As Republicans step up their efforts to paint Democrats as increasingly hostile toward Israel, former President Jimmy Carter is releasing a book on the Middle East, titled “Palestine: Peace Not Apartheid.”
Judging from an advance review manuscript of the new work, published by Simon & Schuster and set for release November 14, Carter places the bulk of the blame on Israel for its continuing conflict with the Palestinians. But critics of the former president probably will be most offended by his use of the word “apartheid” in the book’s title and text.
Israel’s current policy in the territories, Carter writes in the book’s summary, is “a system of apartheid, with two peoples occupying the same land but completely separated from each other, with Israelis totally dominant and suppressing violence by depriving Palestinians of their basic human rights.” In a separate passage in the advance draft, the former president stated that “Israel’s continued control and colonization of Palestinian land have been the primary obstacles to a comprehensive peace agreement in the Holy Land.”
In addition, Carter takes what is being interpreted by some critics as a swipe at the pro-Israel lobby. “Because of powerful political, economic, and religious forces in the United States, Israeli government decisions are rarely questioned or condemned,” the former president writes.
Carter’s book comes as the Republican Jewish Coalition is already waging a nationwide media campaign to convince Jewish voters that the Democratic Party no longer can be counted on to provide unflinching support for Israel. (See story on Page A6.) One of the recent RJC ads features a large image of Carter and quotes the former president as saying, “I don’t think Israel has any legal or moral justification for their massive bombing of the entire nation of Lebanon.”
Simon & Schuster spokeswoman Elizabeth Hayes confirmed the substance of the quotes from Carter’s book, but said that the wording could change in the final edition.
With less than three weeks left before Election Day, Jewish Democrats have been quick both to disavow Carter’s views and to assert that Carter is a marginal figure within the party on the issue, despite being a former president and a Nobel Peace Prize winner. At the same time, however, the Democratic National Committee included him in a list of past pro-Israel presidents in an advertisement this week that was aimed at shoring up support among Jewish voters. The ad features a 1977 quote from Carter describing the “special relationship” between the United States and Israel, and saying that “it’s absolutely crucial that no one in our country or around the world ever doubt that our number one commitment in the Middle East is to protect the right of Israel to exist, to exist permanently, and to exist in peace.”
The RJC’s executive director, Matt Brooks, told the Forward that he has yet to see Carter’s new book; however, he seemed confident that it would provide additional ammunition for his organization’s campaign to woo Jewish voters.

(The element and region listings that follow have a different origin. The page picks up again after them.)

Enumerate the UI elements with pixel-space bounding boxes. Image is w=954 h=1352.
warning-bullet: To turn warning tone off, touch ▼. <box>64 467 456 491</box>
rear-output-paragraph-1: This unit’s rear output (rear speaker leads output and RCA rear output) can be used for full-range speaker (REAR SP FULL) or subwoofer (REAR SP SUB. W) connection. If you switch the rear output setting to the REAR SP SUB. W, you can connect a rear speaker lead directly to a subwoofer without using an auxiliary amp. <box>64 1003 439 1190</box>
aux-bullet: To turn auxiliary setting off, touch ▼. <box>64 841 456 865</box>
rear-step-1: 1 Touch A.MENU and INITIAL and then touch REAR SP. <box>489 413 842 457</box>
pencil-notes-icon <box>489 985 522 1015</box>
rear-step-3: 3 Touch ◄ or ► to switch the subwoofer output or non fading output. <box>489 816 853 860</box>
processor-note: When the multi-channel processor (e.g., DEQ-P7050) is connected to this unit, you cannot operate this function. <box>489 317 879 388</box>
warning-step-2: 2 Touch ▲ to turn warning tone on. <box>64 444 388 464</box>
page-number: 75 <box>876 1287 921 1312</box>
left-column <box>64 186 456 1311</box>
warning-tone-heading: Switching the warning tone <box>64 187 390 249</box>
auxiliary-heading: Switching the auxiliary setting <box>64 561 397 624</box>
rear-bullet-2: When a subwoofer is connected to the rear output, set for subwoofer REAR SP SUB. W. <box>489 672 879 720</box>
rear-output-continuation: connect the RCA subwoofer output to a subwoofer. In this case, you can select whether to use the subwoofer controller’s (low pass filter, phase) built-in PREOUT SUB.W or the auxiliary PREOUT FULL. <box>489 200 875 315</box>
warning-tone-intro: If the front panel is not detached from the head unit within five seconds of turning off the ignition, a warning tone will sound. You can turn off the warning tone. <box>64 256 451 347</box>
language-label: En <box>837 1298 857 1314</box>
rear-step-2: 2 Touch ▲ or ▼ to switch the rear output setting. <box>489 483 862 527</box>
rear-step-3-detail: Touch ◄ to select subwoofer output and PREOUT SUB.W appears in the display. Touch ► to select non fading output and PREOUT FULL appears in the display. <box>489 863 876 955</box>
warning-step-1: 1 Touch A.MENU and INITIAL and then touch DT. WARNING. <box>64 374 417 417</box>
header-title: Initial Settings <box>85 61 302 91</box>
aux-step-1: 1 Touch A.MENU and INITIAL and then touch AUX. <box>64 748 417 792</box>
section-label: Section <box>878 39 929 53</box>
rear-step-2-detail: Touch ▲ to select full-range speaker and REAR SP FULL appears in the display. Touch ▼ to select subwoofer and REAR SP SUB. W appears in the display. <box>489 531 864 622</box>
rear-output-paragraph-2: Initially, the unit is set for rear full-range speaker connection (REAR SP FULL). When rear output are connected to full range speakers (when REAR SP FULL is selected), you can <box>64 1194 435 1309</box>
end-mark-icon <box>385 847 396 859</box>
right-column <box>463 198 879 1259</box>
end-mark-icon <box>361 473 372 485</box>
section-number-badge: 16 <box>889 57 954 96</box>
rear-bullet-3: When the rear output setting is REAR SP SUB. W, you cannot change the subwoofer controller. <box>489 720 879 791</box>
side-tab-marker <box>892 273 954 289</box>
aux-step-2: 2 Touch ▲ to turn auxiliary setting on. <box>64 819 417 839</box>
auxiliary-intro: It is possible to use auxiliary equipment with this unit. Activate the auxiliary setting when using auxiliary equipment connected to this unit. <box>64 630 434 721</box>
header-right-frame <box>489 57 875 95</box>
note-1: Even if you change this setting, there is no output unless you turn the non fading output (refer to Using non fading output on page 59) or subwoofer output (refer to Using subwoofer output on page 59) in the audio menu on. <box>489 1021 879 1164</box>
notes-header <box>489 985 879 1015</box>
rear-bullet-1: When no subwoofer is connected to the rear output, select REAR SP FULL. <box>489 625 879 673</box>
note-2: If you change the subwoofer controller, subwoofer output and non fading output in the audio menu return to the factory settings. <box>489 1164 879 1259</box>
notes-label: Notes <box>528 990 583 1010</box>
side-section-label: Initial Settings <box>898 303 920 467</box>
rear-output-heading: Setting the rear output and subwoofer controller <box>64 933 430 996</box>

“We certainly have not shied away from shining a light on some of his misguided and outrageous comments about Israel in the past, so we certainly have to see what this book holds,” Brooks said. “Obviously we will look to key Democratic leaders and hear what they have to say about it. So far, there’s been nothing but silence on the part of the Democratic establishment in terms of holding Carter accountable.”
The book was originally slated to be released November 1 — six days prior to this year’s congressional elections — but now it will be available in stores November 14, according to Hayes, the Simon & Schuster spokeswoman.
Jewish Democrats say that they were pushing for a later release date. But, according to Hayes, the date was pushed back to allow Carter time to work in more material from last summer’s conflict between Israel and Hezbollah.
Democrats involved in efforts to boost Jewish support were quick to criticize Carter’s views. “I disagree with President Carter fundamentally,” said Rep. Steve Israel, a New York Democrat who is leading the efforts of House Democrats to reach out to Jewish voters and donors. “The reason for the Palestinian plight is the Palestinians. Their leadership has no regard for the quality of life for their people and no capability of providing security or enforcing peace, and they have no one to blame but themselves.”
Israel added that the “book clearly does not reflect the direction of the party; it reflects the opinion of one man.”
“Democrats who support Jimmy Carter’s views on Israel? Now that’s a convention you could hold in a phone booth,” wrote Ira Forman, executive director of the National Democratic Jewish Council, in an e-mail to the Forward. “Jimmy Carter is out of the mainstream of the Democratic Party when it comes to his views on Israel.” Aaron Miller, a former State Department official who has consistently advocated a greater American role in Israeli-Palestinian negotiations, said that Carter’s book would not influence key decision makers in the administration. But he added, “the one thing that I assure you is that Carter’s book will be read” by a wider audience.
Carter has a “demonstrated track record of success,” said Miller, now a public policy scholar at the Woodrow Wilson Center for International Scholars, referring to the Israeli-Egyptian peace treaty that the former president helped broker at Camp David in 1978. “He’s the only American president that’s succeeded in brokering a permanent status agreement between Arabs and Israelis, the only one, and you know, he deserves an enormous amount of credit for that, whatever his current and latest views are — and I don’t agree with a lot of them, on the Israel-Arab issue.”